The concept of Community Corrections, which allows convicted felons to be supervised in the community in lieu of holding them in custody, has consistently been an important element of the local Criminal Justice system. In previous years, Parole and Probation services have been seen primarily the responsibility of the State of Oregon Department of Corrections. However in more recent years a slow shift in responsibility has been to move these services more and more to local control, and in May of 1996 the County of Coos assumed full responsibility for Community Corrections Parole and Probation services.
Community corrections occupies a unique position in the local criminal justice system. Viewed by many as a Human Resources service, community corrections also has a law enforcement role. This dual aspect places Parole and Probation officers squarely between the human resources and the law enforcement arenas. On any given day a Parole/Probation officer may be required to return an offender to custody for violating a release condition and then, before the day is over, sit down with that same offender and start the process of assisting his/her return to the community. Parole/Probation officers must continually play with this balance of roles to maintain public safety and yet be sympathetic to the needs of the offender and the best interests of the public.
Historically, Coos County has experienced a significant rate of reported crime. The communities response was to pass a levy to fund the construction of a new county jail. This facility capable of housing 179 inmates was opened in May of 1988. Beginning January 1997, the County Jail began housing all inmates with sentences of one year or less. The State Department of Corrections provided construction funding for these additional inmates which has raised the jail capacity to 264 beds. With adequate bed space in the local jail, the Courts and Community Corrections have been able to implement policies which enhance the effectiveness and seriousness of formal probation.
However, in 2007 a reduction in county revenue reduced the capacity of the jail to a total of 98 beds.
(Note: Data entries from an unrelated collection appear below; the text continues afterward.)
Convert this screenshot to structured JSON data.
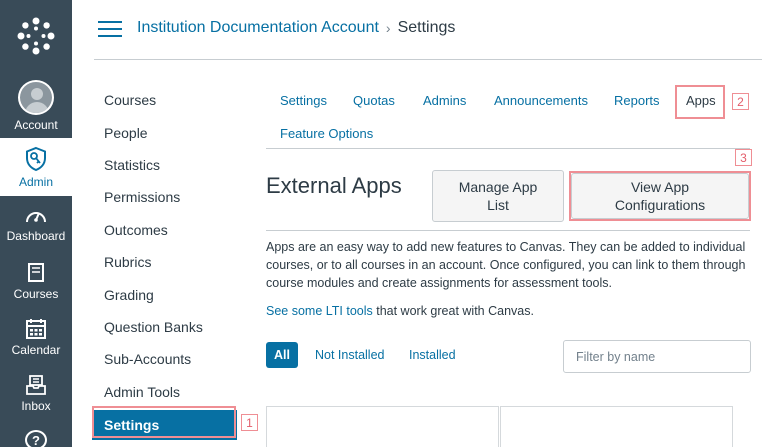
{
  "global_nav": {
    "account": "Account",
    "admin": "Admin",
    "dashboard": "Dashboard",
    "courses": "Courses",
    "calendar": "Calendar",
    "inbox": "Inbox",
    "help_glyph": "?"
  },
  "breadcrumb": {
    "account": "Institution Documentation Account",
    "separator": "›",
    "current": "Settings"
  },
  "sidebar": {
    "items": [
      {
        "label": "Courses"
      },
      {
        "label": "People"
      },
      {
        "label": "Statistics"
      },
      {
        "label": "Permissions"
      },
      {
        "label": "Outcomes"
      },
      {
        "label": "Rubrics"
      },
      {
        "label": "Grading"
      },
      {
        "label": "Question Banks"
      },
      {
        "label": "Sub-Accounts"
      },
      {
        "label": "Admin Tools"
      },
      {
        "label": "Settings"
      }
    ]
  },
  "tabs": {
    "settings": "Settings",
    "quotas": "Quotas",
    "admins": "Admins",
    "announcements": "Announcements",
    "reports": "Reports",
    "apps": "Apps",
    "feature_options": "Feature Options"
  },
  "badges": {
    "one": "1",
    "two": "2",
    "three": "3"
  },
  "apps": {
    "heading": "External Apps",
    "manage_label": "Manage App List",
    "view_label": "View App Configurations",
    "description": "Apps are an easy way to add new features to Canvas. They can be added to individual courses, or to all courses in an account. Once configured, you can link to them through course modules and create assignments for assessment tools.",
    "lti_link": "See some LTI tools",
    "lti_rest": " that work great with Canvas.",
    "filters": {
      "all": "All",
      "not_installed": "Not Installed",
      "installed": "Installed"
    },
    "filter_placeholder": "Filter by name"
  },
  "colors": {
    "accent": "#0770a3",
    "nav_bg": "#394b58",
    "highlight": "#ef8e94"
  },
  "icons": [
    "canvas-logo-icon",
    "hamburger-icon",
    "admin-shield-icon",
    "dashboard-gauge-icon",
    "courses-book-icon",
    "calendar-icon",
    "inbox-tray-icon",
    "help-icon"
  ]
}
With revenue reductions at all levels of government, Communtiy Corrections has focused our efforts towards becoming more innovative and incorporating Evidenced-Based Practices (EBP) in our approach to dealing with criminal offenders. We believe that accountability is a centerpeice of this endeavor. Community Corrections' funds are currently used to provide supervision of criminal offenders, cognitive and behavioral interventions, sanctions and jail bed funding. We believe in a balanced approach that focuses on both accountability and assisting criminal offenders towards engaging in positive change.